I also want you to interrogate the entire idea of "fake" people. We use this term to refer to people who behave in a way that isn't really "them" in order to curry favor, to look cool or interesting, or to avoid drama... and it describes
pretty much absolutely everyone. The way I behave at work is different from how I behave around my close friends, which is also different from how I behave around my lovers. That's not "fake," it's just context. When we call people "fake," there's a good chance what we
mean is that they are behaving in a way that we personally do not like. As a trans person, I can guarantee a lot of my relatives thought my transition was just attention-seeking fakery. Men regularly accuse women who wear makeup of being fake (and don't get me started on the idea of "fake geek girls!"). People accuse bisexuals of being "fake." So when we talk about the so-called aversion of empaths to "fake people," we're meddling in a concept that is in and of itself... well, fake. Meaningless. And often oppressive.

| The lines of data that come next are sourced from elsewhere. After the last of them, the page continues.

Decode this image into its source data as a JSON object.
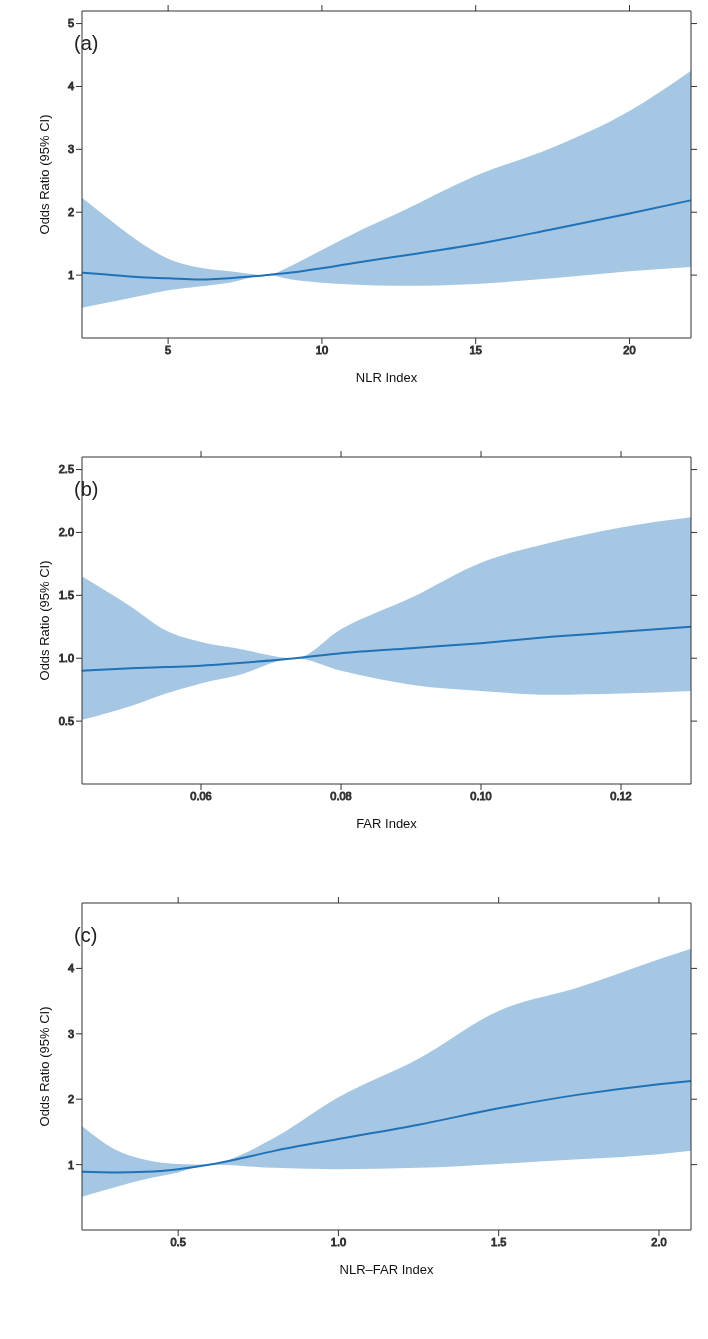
{
  "chart_data": [
    {
      "type": "line",
      "xlabel": "NLR Index",
      "ylabel": "Odds Ratio (95% CI)",
      "annotations": [
        "(a)"
      ],
      "xlim": [
        2.2,
        22
      ],
      "xticks": [
        5,
        10,
        15,
        20
      ],
      "ylim": [
        0,
        5.2
      ],
      "yticks": [
        1,
        2,
        3,
        4,
        5
      ],
      "x": [
        2.2,
        3,
        4,
        5,
        6,
        7,
        8.2,
        9,
        10,
        11,
        12.5,
        15,
        17.5,
        20,
        22
      ],
      "series": [
        {
          "color": "#1f72b8",
          "values": [
            1.04,
            1.01,
            0.97,
            0.95,
            0.93,
            0.95,
            1.0,
            1.04,
            1.11,
            1.19,
            1.3,
            1.49,
            1.73,
            1.98,
            2.19
          ],
          "upper": [
            2.23,
            1.92,
            1.55,
            1.26,
            1.12,
            1.06,
            1.0,
            1.15,
            1.4,
            1.65,
            1.99,
            2.58,
            3.03,
            3.61,
            4.25
          ],
          "lower": [
            0.48,
            0.56,
            0.66,
            0.76,
            0.82,
            0.88,
            1.0,
            0.93,
            0.88,
            0.85,
            0.83,
            0.86,
            0.95,
            1.06,
            1.13
          ]
        }
      ]
    },
    {
      "type": "line",
      "xlabel": "FAR Index",
      "ylabel": "Odds Ratio (95% CI)",
      "annotations": [
        "(b)"
      ],
      "xlim": [
        0.043,
        0.13
      ],
      "xticks": [
        0.06,
        0.08,
        {
          "value": 0.1,
          "label": "0.10"
        },
        0.12
      ],
      "ylim": [
        0,
        2.6
      ],
      "yticks": [
        0.5,
        {
          "value": 1,
          "label": "1.0"
        },
        1.5,
        {
          "value": 2,
          "label": "2.0"
        },
        2.5
      ],
      "x": [
        0.043,
        0.05,
        0.055,
        0.06,
        0.065,
        0.0735,
        0.08,
        0.09,
        0.1,
        0.11,
        0.12,
        0.13
      ],
      "series": [
        {
          "color": "#1f72b8",
          "values": [
            0.9,
            0.92,
            0.93,
            0.94,
            0.96,
            1.0,
            1.04,
            1.08,
            1.12,
            1.17,
            1.21,
            1.25
          ],
          "upper": [
            1.65,
            1.41,
            1.22,
            1.13,
            1.08,
            1.0,
            1.23,
            1.48,
            1.76,
            1.92,
            2.04,
            2.12
          ],
          "lower": [
            0.51,
            0.62,
            0.72,
            0.8,
            0.86,
            1.0,
            0.9,
            0.79,
            0.74,
            0.71,
            0.72,
            0.74
          ]
        }
      ]
    },
    {
      "type": "line",
      "xlabel": "NLR–FAR Index",
      "ylabel": "Odds Ratio (95% CI)",
      "annotations": [
        "(c)"
      ],
      "xlim": [
        0.2,
        2.1
      ],
      "xticks": [
        0.5,
        {
          "value": 1,
          "label": "1.0"
        },
        1.5,
        {
          "value": 2,
          "label": "2.0"
        }
      ],
      "ylim": [
        0,
        5
      ],
      "yticks": [
        1,
        2,
        3,
        4
      ],
      "x": [
        0.2,
        0.3,
        0.4,
        0.5,
        0.6,
        0.7,
        0.8,
        1.0,
        1.25,
        1.5,
        1.75,
        2.0,
        2.1
      ],
      "series": [
        {
          "color": "#1f72b8",
          "values": [
            0.89,
            0.88,
            0.89,
            0.93,
            1.0,
            1.1,
            1.21,
            1.39,
            1.61,
            1.86,
            2.07,
            2.23,
            2.28
          ],
          "upper": [
            1.59,
            1.24,
            1.07,
            1.01,
            1.0,
            1.16,
            1.41,
            2.03,
            2.62,
            3.35,
            3.71,
            4.14,
            4.3
          ],
          "lower": [
            0.51,
            0.65,
            0.78,
            0.88,
            1.0,
            0.98,
            0.95,
            0.93,
            0.95,
            1.01,
            1.08,
            1.16,
            1.21
          ]
        }
      ]
    }
  ]
}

If you're going to live the empath life, I'd also suggest you find ways to disconnect. I was in a lovely group ritual for empaths in which we narrowed and sometimes cut cables of psychic connection between ourselves and people we are too invested in (abusers, exes, politicians, etc.), because dwelling too much on other people's feelings is not good for us. You can use the wiggle-your-toes trick that elderly Witch I started this essay with gave me, or learn spiritual warding techniques (a really simple one is to cross your fingers when you feel overwhelmed), or make jewelry of iron or hematite to help block it out.